Il Sudan continua a sanguinare. E lo fa con un filo di voce. In un recente comunicato a margine del secondo anniversario del conflitto civile che da oltre due anni infiamma il Paese, Antònio Guterres, segretario delle Nazioni Unite, ha dichiarato che «la crisi in Sudan ha raggiunto proporzioni sconcertanti, con quasi 12 milioni di persone costrette a fuggire dalle loro case. Di queste, più di 3,8 milioni hanno attraversato i Paesi vicini, mentre metà della popolazione – circa 25 milioni di persone – soffre la fame».
Stando invece all’ultimo rapporto UNICEF, il numero di bambini e bambine che hanno bisogno di assistenza umanitaria è raddoppiato, passando dai 7,8 milioni dell’inizio del 2023 agli oltre 15 milioni di oggi.
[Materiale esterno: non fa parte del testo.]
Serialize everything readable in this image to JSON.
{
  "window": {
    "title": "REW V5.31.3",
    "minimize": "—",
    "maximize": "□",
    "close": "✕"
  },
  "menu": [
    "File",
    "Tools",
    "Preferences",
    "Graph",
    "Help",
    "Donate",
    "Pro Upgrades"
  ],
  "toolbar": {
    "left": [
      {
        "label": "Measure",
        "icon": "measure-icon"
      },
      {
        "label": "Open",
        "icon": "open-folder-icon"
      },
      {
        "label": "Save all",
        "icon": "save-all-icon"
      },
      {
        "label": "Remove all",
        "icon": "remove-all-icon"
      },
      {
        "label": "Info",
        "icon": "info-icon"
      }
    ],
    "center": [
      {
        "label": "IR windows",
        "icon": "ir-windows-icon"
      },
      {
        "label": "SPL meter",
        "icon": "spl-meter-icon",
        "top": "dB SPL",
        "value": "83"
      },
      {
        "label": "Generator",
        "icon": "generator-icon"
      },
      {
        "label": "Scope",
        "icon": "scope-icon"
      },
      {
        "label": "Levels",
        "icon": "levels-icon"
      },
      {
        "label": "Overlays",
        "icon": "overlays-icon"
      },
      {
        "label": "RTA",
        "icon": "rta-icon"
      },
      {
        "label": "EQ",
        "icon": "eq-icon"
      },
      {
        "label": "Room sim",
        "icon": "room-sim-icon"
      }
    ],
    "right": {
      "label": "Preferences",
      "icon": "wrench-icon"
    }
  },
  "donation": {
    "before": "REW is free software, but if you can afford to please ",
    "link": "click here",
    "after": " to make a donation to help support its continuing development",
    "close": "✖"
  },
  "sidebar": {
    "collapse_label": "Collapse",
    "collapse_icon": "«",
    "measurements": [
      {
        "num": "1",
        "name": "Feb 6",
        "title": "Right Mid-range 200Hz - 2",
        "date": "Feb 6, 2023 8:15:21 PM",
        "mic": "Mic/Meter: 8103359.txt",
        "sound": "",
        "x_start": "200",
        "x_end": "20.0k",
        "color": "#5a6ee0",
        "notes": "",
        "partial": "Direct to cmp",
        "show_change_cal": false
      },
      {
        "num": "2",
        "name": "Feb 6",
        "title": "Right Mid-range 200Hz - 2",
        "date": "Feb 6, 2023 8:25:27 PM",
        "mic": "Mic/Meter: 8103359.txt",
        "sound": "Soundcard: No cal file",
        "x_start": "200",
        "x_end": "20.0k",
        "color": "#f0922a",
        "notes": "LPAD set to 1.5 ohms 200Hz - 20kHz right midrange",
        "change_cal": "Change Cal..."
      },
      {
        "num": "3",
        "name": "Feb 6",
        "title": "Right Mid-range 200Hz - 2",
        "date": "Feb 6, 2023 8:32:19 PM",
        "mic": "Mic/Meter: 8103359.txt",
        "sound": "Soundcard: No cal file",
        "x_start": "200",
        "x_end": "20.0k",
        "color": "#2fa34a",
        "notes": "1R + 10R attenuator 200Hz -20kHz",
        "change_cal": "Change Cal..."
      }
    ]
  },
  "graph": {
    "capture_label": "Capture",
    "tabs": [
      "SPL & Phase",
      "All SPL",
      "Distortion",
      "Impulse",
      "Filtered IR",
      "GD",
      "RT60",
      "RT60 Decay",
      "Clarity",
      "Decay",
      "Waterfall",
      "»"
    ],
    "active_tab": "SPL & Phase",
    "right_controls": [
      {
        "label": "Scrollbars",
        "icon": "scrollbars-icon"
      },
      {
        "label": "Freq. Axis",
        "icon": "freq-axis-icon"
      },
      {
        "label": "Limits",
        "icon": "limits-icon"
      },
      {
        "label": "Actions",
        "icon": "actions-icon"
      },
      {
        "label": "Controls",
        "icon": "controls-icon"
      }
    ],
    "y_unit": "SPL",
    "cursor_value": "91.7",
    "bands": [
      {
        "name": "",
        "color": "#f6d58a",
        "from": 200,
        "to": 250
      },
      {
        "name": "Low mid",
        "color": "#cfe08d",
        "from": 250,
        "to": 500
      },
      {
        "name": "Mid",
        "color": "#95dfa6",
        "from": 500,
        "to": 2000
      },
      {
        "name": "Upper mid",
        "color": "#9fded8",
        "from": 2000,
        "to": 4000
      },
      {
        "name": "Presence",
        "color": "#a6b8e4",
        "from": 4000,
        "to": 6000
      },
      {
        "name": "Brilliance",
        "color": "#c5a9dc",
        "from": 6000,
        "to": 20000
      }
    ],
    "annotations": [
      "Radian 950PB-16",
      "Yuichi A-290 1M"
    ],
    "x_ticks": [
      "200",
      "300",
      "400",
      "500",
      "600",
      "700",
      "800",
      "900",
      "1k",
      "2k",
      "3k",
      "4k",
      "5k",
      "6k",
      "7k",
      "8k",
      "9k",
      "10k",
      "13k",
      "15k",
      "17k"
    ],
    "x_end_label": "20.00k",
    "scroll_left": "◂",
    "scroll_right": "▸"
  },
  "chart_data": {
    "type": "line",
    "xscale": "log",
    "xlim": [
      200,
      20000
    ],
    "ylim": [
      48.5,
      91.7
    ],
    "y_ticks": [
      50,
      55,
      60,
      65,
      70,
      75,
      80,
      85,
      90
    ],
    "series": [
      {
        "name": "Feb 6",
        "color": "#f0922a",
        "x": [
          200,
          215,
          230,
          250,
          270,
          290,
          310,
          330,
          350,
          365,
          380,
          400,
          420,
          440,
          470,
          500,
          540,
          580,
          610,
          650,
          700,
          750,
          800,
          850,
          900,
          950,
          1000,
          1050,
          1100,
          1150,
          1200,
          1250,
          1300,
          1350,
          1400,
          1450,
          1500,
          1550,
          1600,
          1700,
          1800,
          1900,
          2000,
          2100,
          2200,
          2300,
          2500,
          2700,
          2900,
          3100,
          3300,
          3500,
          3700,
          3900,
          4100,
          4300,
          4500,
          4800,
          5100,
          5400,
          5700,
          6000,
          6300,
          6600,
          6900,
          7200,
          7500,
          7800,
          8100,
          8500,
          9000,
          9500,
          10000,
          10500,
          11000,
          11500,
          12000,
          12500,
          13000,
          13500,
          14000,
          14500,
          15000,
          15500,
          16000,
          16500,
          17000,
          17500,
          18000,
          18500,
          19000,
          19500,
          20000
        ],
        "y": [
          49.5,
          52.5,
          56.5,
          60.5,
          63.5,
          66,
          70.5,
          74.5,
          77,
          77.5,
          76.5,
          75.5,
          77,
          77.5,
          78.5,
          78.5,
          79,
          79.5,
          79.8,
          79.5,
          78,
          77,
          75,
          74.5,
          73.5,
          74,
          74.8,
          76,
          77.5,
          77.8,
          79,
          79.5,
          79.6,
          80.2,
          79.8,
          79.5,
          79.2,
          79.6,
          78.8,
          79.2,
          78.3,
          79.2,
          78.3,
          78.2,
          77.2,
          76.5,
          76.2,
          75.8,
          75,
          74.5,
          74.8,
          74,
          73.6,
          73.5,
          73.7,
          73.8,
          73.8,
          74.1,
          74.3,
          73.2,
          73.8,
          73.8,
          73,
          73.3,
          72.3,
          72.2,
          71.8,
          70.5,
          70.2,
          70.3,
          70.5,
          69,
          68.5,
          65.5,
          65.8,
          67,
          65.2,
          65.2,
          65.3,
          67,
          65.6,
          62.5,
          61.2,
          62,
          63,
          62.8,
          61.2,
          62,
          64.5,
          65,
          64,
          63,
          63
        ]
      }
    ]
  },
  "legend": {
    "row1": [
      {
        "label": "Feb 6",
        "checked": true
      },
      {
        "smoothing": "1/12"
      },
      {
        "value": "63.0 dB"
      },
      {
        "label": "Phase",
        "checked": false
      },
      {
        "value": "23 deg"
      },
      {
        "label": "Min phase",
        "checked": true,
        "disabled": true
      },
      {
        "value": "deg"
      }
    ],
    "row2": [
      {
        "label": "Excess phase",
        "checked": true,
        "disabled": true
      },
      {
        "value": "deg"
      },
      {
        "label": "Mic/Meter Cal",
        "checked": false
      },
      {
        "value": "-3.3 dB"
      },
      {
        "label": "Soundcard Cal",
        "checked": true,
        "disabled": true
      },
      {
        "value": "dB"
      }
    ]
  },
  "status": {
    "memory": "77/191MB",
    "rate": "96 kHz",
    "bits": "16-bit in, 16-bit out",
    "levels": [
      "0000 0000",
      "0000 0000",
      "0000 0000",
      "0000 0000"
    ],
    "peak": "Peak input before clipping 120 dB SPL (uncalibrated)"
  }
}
Inoltre, «17 milioni di loro non vanno a scuola da due anni, mentre le ragazze corrono gravi rischi, tra cui la violenza sessuale, la tratta e il matrimonio forzato, con un totale di oltre 12 milioni di persone a rischio per violenza di genere».
Sono numeri impressionanti, che fanno del Sudan il teatro della più grave crisi umanitarie della storia recente, ma che sono solo la lunga coda di un conflitto che da oltre cinquant’anni ha visto il Paese lacerarsi sotto una catena ininterrotta di guerre tribali, conflitti etnici e colpi di stato.